Perhaps the greatest social change since the Second World War is the way citizens from the free nations travel as never before in history.
When I was growing up I used to cycle past a complex of old people’s flats to get to the park. In one ground floor flat an old lady always sat in a cumbersome armchair in front of large French windows which overlooked the path that lead from my house, through the cemetery, past her flat, to the park. Every day she would wave as I cycled by, her face lit up and I always waved back.
Is this old age? I used to think. Is this what I have to look to forward to? Growing up in a small seaside town crammed with residential care homes, the future looked bleak and immobile and I believed from an early age that the only way to survive old age, and its cumbersome armchairs, was a supply of memories from a life lived to the full.
I came of age in the age of Thatcher, the age before yuppies disgraced themselves and rich pickings blinded those who worked hard, asked no questions and burnt out decades before their pensions matured. When the promises of the 80s turned into the broken dreams of the 90s, I took to the road in search of a different path.
Now, 21 years after cashing in my pension and buying a ticket out of town, I’m a fully fledged travel writer, committed to the unbeaten track. And, as a mark of respect for the old lady in the armchair and what she impressed upon me at an early age, I’m keen to encourage all would be travellers and potential travel writers, to stop planning and start travelling – whether this means walking a different route to work each day or taking time out to travel the world the long way round.
There are many reasons why we travel and many reasons why we write – but why write about our travels?
From a purely financial perspective, travel writing can fund your trips. And if this is your aim then options include writing or updating travel guidebooks. However, this is far from an easy ticket. You might get a fee and, if you’re lucky, some expenses paid, but it’s no free holiday. It’s hard, often painstaking work, which allows little time to chill and scant editorial space to wax lyrical about your impressions of a place.

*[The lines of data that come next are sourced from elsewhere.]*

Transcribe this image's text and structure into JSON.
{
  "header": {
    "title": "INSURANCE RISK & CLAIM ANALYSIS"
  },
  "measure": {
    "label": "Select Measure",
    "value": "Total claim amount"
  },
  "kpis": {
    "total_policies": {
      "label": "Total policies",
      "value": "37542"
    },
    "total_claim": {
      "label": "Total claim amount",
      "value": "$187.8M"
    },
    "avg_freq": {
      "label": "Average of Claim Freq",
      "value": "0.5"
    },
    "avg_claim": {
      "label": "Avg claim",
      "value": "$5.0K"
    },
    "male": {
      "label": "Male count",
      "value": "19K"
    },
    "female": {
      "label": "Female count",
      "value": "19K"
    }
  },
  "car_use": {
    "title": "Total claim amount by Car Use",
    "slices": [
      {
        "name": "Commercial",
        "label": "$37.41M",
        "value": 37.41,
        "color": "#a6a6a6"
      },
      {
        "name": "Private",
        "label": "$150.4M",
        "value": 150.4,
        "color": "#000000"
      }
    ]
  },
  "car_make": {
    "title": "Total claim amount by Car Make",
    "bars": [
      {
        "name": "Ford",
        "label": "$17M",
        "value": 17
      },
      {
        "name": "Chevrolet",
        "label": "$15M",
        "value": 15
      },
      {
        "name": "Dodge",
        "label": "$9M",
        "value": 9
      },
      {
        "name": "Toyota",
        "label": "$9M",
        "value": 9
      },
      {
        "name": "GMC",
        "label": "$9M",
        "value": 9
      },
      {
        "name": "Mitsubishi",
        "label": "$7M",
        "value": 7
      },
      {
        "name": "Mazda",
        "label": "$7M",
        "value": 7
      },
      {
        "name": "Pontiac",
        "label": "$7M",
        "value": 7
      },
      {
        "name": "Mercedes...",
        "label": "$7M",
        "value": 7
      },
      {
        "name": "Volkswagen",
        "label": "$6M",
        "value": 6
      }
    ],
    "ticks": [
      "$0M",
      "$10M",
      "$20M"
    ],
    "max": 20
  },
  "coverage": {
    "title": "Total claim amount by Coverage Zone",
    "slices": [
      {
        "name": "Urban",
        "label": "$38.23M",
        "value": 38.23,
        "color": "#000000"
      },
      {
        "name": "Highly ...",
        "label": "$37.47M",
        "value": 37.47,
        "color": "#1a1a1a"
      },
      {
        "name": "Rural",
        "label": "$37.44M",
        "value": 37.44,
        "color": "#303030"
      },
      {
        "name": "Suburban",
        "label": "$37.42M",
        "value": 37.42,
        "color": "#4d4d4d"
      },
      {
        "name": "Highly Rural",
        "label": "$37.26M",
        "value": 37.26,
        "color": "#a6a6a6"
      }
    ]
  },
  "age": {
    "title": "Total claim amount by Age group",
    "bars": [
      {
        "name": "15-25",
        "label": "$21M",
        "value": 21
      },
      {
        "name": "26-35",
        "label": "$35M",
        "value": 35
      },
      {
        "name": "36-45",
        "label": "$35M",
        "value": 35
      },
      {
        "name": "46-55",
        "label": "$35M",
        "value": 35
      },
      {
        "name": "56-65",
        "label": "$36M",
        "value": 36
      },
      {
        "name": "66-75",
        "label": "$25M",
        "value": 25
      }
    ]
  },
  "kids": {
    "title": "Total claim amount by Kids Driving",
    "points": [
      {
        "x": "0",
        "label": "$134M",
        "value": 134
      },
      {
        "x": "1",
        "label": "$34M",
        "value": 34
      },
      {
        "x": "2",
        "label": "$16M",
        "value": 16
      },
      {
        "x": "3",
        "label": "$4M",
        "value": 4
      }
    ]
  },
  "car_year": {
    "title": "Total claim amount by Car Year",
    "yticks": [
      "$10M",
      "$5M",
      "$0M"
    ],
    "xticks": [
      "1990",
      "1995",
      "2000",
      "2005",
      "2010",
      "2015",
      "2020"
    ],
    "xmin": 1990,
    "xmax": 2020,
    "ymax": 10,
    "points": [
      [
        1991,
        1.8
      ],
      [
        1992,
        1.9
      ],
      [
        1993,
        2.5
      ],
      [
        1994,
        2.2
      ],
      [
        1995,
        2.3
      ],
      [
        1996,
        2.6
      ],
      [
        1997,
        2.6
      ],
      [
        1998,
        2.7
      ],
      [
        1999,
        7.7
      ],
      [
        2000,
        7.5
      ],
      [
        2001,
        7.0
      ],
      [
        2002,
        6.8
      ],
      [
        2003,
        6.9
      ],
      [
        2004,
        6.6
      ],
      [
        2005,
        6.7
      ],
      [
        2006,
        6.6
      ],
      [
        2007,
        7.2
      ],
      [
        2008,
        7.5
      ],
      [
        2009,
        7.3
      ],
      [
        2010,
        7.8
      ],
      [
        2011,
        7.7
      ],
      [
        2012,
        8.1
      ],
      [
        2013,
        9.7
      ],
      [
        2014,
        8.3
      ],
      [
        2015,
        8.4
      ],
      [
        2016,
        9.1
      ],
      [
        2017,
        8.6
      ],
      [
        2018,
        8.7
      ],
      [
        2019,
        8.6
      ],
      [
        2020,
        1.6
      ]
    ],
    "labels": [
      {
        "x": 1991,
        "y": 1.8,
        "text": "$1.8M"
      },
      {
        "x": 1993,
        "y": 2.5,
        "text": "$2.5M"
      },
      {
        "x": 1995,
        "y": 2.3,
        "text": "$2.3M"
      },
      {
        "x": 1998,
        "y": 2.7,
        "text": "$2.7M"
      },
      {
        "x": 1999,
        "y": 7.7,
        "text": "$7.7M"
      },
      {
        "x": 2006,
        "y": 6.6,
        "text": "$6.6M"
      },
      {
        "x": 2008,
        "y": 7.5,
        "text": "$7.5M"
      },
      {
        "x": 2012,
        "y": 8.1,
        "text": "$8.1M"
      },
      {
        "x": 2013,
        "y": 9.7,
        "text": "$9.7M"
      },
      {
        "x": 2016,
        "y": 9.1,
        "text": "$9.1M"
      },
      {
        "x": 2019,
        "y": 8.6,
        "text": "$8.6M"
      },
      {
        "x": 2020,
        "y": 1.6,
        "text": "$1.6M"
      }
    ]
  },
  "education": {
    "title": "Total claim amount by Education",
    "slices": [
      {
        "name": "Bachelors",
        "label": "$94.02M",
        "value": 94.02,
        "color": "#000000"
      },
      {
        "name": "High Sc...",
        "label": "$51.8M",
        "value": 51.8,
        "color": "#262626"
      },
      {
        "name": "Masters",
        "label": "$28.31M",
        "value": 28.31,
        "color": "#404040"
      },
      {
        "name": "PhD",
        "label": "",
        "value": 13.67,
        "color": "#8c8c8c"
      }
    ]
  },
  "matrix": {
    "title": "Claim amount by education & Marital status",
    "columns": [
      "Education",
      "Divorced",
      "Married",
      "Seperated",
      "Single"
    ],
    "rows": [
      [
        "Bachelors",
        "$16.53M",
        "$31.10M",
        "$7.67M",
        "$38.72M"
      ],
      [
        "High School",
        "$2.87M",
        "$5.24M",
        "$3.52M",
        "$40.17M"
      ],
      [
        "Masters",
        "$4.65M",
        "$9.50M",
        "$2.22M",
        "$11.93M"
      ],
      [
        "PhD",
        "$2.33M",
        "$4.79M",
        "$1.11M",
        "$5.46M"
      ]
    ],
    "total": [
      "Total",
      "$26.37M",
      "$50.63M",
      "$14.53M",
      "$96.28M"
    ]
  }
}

Travel articles allow more creative freedom. They are also a good way to sell yourself to guidebook publishers who’ll often want to see something in print before trusting you to write for them. This often means writing for free in the first instance just to get published or even creating your own travel blog.
Also once you’ve written or updated an existing guidebook, there’s extra cash to be made by selling features to magazines and newspapers on the places you’ve just visited. Having written a guidebook you’ll have instant credibility when trying to sell your work and your information will be bang up to date. All the time taking into consideration that it’s often easier to sell travel to publications that are about anything but – such as food and drink magazines. Also remember you’re an expert on your own home town, so don’t think you have to travel the world to have something interesting to say about a place. Which leads to the importance of getting an angle and saying something new and different and interesting.
However, if facts bog you down, make it up and write fiction. Keep notes on your travels – your experiences, impressions, the people you meet, the things you see – recording all the bad as well as the good. Because often the tales most want read involve danger, disease, delay and discomfort. Record everything and transform your experiences into poetry, short stories, novels, radio plays and even film scripts and in doing so guide people’s imaginations to new places.
Having said all that, fame, fortune and freebies aren’t the only reason to travel write. The most valuable souvenir from any trip is often a personal journal that records an internal as well as an external journey. These are written purely for yourself – for those times when visiting the memories of all the places you’ve been is all the travelling you can do.
Whatever the reason you want to venture away from the well trodden path, and whatever the reasons are you want to write about your journey, do both. One day when I cycled to the park the old lady wasn’t there anymore. I knew she’d gone travelling and I knew she wasn’t coming back.